Three signs you’re about to invest in quality

A focus on high ‘quality’ companies has been the goal of many fundamental investors including Benjamin Graham and Warren Buffet.

Neiron said while definitions vary, quality is commonly associated with a company’s return on equity, debt to equity ratio and earnings variability.


1. Return on equity

Nieron said a company’s return on equity (ROE) is how effectively it uses investments to generate earnings growth.

“On its own the calculation won’t mean much, however, it becomes useful when the company’s ROE is compared with the ROE of similar companies in the sector,” he said.

“Historical comparisons can also help investors get a view as to the company’s development over time.

“The higher the ratio the better, as it means that the company is effectively deploying the capital invested by shareholders to generate profits.”


2. Debt to equity

Nieron said the debt to equity ratio is a measure of company’s financial leverage and is considered a gearing ratio.

“Gearing ratios are financial ratios that compare the owner’s equity or capital to debt or funds borrowed by the company,” he said.

“The debt to equity ratio compares a company’s total liabilities to its shareholder equity.

“It is considered one of the most important corporate valuation metrics because it highlights a company’s dependence on borrowed funds and its ability to meet those financial obligations.”

He said quality companies typically have low financial leverage and the ability to service debt due to cash on hand.

“This in turn makes them better placed to navigate macroeconomic slowdowns,” he said.


3. Earnings stability

Neiron said earnings stability is a measure of how consistently a company’s earnings have been generated over time.

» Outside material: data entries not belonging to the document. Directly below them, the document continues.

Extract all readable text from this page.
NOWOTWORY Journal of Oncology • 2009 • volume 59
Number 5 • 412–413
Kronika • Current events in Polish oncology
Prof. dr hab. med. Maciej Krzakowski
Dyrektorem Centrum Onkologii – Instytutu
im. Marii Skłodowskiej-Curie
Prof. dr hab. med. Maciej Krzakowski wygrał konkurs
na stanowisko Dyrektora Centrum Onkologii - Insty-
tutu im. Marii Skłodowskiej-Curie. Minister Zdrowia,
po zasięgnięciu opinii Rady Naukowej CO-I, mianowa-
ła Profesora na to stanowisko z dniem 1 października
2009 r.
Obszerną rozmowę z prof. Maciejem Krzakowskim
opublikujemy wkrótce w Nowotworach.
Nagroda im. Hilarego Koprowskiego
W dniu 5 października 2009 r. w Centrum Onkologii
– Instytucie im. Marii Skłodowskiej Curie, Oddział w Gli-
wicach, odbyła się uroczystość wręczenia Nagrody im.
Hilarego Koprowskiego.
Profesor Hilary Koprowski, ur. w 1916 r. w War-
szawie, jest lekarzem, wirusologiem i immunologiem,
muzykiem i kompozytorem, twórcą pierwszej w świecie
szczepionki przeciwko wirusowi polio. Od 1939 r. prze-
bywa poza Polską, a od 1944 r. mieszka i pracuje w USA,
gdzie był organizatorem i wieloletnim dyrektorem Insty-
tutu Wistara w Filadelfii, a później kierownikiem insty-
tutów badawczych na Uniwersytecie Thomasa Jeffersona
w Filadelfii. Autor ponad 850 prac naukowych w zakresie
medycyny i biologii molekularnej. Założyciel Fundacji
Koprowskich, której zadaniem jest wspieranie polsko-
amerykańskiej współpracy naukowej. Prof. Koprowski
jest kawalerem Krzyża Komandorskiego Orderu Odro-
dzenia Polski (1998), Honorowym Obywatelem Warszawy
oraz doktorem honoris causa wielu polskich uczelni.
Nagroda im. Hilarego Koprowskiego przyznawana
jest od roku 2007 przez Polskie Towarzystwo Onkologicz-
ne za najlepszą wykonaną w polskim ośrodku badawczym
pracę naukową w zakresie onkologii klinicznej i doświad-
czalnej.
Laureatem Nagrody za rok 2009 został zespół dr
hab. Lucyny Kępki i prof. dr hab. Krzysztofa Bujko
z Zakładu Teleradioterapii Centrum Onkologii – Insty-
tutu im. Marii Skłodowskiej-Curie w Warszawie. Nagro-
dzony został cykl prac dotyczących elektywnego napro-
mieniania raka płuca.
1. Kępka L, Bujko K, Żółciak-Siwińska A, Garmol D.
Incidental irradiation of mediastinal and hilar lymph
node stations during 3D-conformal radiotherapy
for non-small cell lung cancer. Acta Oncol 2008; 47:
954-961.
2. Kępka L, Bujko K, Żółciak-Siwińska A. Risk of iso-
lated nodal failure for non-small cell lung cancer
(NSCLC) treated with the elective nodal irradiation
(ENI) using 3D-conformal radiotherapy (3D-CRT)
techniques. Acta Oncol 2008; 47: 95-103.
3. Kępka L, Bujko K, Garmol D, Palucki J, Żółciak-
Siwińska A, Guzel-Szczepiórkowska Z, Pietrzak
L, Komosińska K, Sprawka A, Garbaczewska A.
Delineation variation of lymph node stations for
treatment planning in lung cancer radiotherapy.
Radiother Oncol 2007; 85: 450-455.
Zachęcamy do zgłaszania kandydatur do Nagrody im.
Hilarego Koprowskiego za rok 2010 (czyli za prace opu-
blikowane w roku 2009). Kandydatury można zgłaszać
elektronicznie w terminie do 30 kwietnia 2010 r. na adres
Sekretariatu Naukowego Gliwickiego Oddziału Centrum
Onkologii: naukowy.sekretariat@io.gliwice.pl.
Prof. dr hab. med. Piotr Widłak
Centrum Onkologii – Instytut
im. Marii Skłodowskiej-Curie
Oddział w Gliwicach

He said investors should note a quote from Benjamin Graham, the father of quality investing – investors should demand from a company “a sufficiently strong financial position and the potential that its earnings will at least be maintained over the years.”

“Looking at a company’s earnings stability over time in conjunction with other metrics can enhance stock selection by eliminating stocks of companies with highly volatile, unpredictable earnings in turn reducing portfolio volatility,” Neiron said.

“To form a view as to a company’s earnings stability investors can look at dividends, the stability of cash flow earnings and sales over time.

“Capital expenditure and the ratio of investment to assets are also useful.”

Neiron said quality companies have dependable earnings and are lowly leveraged, so they are able to better withstand the extremes of the economic cycle.